The latest edition of Art Production Fund’s “Art in Focus” series features the work of Hilary Pecis, on view now through September 2. Filling the public spaces of Rockefeller Center, the flowers, landscapes, and interiors of the artist’s more intimate paintings and large-scale murals are seen within the vinyl mural spaces, while colorful, multimedia installations incorporating elements like hand-painted fabrics come to life inside the glass vitrines located around the center’s campus.
Pecis, known for her detailed acrylic still-lifes, leads a practice that is informed by classical painting, which infuses a sense of familiar history to works that, otherwise, appear to be quite contemporary. She creates a magical lens through which they can experience scenes that may be considered commonplace in daily life—like tables with floral arrangements, street corner snapshots, and landscapes. Influenced by her experiences living in New York and Los Angeles, Pecis uses saturated tones, textural paint application, and thoughtful composition choices.
To learn more about the public project on view this summer, Whitewall caught up with the artist.
WHITEWALL: What was the starting point for the works included in your edition of “Art in Focus”?
HILARY PECIS: I wanted to use images for the murals of both domestic and outdoor spaces. These are the two typologies that I tend to work in, so I had a lot of material to work with. Along with the murals, I included three new paintings set within an installation in each of the three vitrines.
WW: What sort of response do you expect from placing these intimate, homey scenes in a location as public as Rockefeller Center? What kind of dialogue do the two contrasting aesthetics (your work and the center) create when paired together?
HP: The murals at the Center are a blend of California landscapes and domestic still lifes. I hope that they invite the viewer to take a longer look, and hopefully inspire a little joy. The buildings and the center are stunning, and the images of the paintings are beautiful in a different way. I hope that the building provides structure to the murals, and the murals provide escape to visitors and viewers.
WW: In addition to the series of paintings, you’ve created several mixed-media installations using elements like fabric scraps. Can you tell us about the process of creating those?

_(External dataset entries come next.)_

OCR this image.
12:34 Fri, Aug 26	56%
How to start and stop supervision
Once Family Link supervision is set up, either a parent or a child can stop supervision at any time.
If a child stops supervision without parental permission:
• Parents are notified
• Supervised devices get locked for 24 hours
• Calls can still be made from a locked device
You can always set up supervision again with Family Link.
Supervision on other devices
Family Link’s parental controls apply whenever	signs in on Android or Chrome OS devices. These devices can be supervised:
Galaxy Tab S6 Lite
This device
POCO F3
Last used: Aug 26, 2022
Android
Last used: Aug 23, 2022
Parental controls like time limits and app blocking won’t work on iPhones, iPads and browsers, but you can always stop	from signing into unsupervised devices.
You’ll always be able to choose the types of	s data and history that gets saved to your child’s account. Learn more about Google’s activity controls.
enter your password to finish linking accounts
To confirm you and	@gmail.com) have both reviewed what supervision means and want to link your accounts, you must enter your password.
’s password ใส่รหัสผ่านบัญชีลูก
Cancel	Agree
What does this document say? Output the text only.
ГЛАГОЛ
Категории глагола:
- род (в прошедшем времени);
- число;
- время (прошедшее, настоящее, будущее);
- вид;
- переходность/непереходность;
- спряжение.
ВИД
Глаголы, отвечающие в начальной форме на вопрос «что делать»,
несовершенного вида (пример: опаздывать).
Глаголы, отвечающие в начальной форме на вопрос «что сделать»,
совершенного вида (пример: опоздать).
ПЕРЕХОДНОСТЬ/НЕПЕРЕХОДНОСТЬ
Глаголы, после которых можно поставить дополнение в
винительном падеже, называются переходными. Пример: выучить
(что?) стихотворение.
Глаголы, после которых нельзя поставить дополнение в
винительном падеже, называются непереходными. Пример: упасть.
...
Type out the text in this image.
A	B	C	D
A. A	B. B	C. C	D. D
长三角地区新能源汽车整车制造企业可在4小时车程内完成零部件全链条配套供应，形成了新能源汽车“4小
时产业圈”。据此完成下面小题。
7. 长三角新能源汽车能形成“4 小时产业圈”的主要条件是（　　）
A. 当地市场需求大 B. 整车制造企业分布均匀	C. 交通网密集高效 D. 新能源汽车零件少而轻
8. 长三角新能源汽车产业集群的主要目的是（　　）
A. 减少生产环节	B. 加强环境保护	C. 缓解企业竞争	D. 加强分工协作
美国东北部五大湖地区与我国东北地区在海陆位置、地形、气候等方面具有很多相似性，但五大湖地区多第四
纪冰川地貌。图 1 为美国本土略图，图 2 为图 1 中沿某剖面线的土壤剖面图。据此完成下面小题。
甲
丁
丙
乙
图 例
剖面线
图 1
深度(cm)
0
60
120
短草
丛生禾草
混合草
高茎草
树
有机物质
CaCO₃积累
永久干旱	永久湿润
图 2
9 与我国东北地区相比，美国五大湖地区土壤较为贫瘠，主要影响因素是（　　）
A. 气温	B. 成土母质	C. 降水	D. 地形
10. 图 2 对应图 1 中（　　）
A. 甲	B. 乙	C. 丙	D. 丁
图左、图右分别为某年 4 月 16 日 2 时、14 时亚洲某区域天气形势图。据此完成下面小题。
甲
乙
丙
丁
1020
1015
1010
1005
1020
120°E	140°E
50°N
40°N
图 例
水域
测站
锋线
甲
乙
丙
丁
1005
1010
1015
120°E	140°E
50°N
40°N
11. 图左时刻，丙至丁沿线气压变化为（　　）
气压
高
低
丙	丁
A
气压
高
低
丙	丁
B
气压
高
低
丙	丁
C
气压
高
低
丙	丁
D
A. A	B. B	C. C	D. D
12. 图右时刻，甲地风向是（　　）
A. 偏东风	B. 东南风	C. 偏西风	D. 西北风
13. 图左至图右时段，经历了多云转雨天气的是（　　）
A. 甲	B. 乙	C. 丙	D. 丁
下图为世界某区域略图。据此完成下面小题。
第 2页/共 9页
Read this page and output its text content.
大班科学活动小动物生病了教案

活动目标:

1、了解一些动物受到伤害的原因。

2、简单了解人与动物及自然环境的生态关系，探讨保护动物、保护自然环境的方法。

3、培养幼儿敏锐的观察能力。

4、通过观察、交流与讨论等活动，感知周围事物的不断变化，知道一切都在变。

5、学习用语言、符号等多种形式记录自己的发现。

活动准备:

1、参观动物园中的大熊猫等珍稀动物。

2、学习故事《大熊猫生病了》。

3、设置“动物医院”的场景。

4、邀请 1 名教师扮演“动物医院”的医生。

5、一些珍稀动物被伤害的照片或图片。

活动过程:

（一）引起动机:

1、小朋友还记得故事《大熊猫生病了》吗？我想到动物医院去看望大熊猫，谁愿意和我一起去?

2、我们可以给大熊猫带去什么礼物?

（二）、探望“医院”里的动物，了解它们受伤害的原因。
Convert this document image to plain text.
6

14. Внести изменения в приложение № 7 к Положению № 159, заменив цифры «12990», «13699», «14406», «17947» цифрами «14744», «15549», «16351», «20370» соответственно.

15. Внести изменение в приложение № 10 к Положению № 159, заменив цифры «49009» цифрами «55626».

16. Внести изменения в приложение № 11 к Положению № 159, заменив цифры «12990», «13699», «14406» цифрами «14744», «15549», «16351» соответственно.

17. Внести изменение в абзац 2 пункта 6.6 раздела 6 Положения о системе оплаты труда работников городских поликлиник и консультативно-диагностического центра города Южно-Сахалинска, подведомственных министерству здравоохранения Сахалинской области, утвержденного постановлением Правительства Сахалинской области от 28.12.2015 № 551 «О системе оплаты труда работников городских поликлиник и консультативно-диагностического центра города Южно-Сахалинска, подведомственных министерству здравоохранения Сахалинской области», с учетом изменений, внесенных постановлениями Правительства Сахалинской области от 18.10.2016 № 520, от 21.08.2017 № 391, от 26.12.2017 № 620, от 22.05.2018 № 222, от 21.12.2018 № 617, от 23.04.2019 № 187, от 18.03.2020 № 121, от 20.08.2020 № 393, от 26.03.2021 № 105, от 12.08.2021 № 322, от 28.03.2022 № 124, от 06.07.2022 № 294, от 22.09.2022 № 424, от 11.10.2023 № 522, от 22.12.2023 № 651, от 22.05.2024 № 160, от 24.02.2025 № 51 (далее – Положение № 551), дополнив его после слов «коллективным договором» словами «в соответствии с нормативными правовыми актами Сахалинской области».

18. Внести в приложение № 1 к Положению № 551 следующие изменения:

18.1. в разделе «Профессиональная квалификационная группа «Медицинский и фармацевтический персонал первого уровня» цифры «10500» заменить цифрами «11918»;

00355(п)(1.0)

HP: Yes! The three vitrines with new paintings are each made up of a still life painting hung on a colored background, which matches the background on the painting. Below the painting is a hand painted tablecloth that mimics the tablecloth in the painting. Vinyl cutouts of images from within the painting, mostly vessels and flowers, are adhered to the glass in the vitrine to create an atmosphere that mimics the painting.
WW: You began painting these interior vignettes prior to the COVID-19 lockdown. How did this period of staying indoors and isolation influence your practice and subject matter?
HP: Prior to covid many of my paintings were made from photos I took of the spaces inhabited by others—usually friends. However, for obvious reasons I wasn’t spending time indoors anywhere aside from my own home, so most of my interiors were made from spaces in my own home or studio. There was the revisiting of old photos or reimagining spaces in my home.
WW: Your work doesn’t depict anything out of the ordinary, yet there’s a sense of everyday magic from the color and detail. What kind of feelings are you trying to capture or evoke in your work?
HP: When we spend a little extra time looking at the everyday objects around us, where it is the things we see inside or outside, the living and inanimate, things staged and those that move such as shadows and reflections, we notice the magic in all of those things. My attempt is to pick up on some of the nuances and elevate those things. I don’t always know if it works, but regardless there is a lot of attention and devotion in the process and I think that comes across.